Gorka was capable of the most dangerous and most cruel deeds, in an
excess of passion augmented by vanity.

He had in him a chivalrous element which would paralyze his frenzy before
Alba. As for the immorality of that combination of defence which
involved her daughter in her rupture with a vindictive lover, the
Countess did not think of that. She often said: "She is my comrade, she
is my friend.".... And she thought so. To lean upon her in that
critical moment was only natural to her. In the tempest of indignation
which shook Gorka, the sudden appeal to innocent Alba appeared to him the
last degree of cynicism. During the short space of time which elapsed
between the departure of the footman and the arrival of the young girl,
he only uttered these words, repeating them as he paced the floor, while
his former mistress defied him with her bold gaze:

"I scorn you, I scorn you; ah, how I scorn you!" Then, when he heard the
door open: "We will resume our conversation, Madame."

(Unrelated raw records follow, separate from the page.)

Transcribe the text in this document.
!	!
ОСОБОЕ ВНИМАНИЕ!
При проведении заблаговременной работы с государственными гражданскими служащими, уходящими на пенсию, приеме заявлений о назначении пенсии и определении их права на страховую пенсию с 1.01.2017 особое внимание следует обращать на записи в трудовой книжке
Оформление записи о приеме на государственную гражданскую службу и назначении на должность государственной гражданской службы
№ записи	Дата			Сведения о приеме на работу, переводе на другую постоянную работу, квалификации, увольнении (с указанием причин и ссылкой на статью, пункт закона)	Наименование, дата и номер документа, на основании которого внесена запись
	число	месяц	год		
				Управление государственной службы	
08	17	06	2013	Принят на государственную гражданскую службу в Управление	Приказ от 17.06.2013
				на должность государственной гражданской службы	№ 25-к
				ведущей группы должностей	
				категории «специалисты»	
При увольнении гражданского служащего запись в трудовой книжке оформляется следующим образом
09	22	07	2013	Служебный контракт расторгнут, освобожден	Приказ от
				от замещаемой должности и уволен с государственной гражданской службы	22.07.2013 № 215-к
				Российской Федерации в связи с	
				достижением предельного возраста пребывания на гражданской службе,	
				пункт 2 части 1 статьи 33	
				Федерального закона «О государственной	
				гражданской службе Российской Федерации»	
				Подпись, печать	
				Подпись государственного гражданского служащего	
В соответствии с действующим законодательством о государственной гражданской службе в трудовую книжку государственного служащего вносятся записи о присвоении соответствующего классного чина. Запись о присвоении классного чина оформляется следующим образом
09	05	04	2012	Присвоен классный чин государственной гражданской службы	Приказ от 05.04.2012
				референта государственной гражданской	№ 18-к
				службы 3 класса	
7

"When you wish," replied Countess Steno, and to her daughter, who
entered, she said: "You know the carriage is to come at ten minutes to
eleven, and it is now the quarter. Are you ready?"

"You can see," replied the young girl, displaying her pearl-gray gloves,
which she was just buttoning, while on her head a large hat of black
tulle made a dark and transparent aureole around her fair head. Her
delicate bust was displayed to advantage in the corsage Maitland had
chosen for her portrait, a sort of cuirass of a dark-blue material,
finished at the neck and wrists with bands of velvet of a darker shade.
The fine lines of cuffs and a collar gave to that pure face a grace of
youth younger than her age.

She had evidently come at her mother's call, with the haste and the smile
of that age. Then, to see Gorka's expression and the feverish brilliance
of the Countess's eyes had given her what she called, in an odd but very
appropriate way, the sensation of "a needle in the heart," of a sharp,
fine point, which entered her breast to the left. She had slept a sleep
so profound, after the soiree of the day before, on which she had thought
she perceived in her mother's attitude between the Polish count and the
American painter a proof of certain innocence.

She admired her mother so much, she thought her so intelligent, so
beautiful, so good, that to doubt her was a thought not to be borne!
There were times when she doubted her. A terrible conversation about the
Countess, overheard in a ballroom, a conversation between two men, who
did not know Alba to be behind them, had formed the principal part of the
doubt, which, by turns, had increased and diminished, which had abandoned
and tortured her, according to the signs, as little decisive as Madame
Steno's tranquillity of the preceding day or her confusion that morning.
It was only an impression, very rapid, instantaneous, the prick of a
needle, which merely leaves after it a drop of blood, and yet she had a
smile with which to say to Boleslas:

"How did Maud rest? How is she this morning? And my little friend Luc?"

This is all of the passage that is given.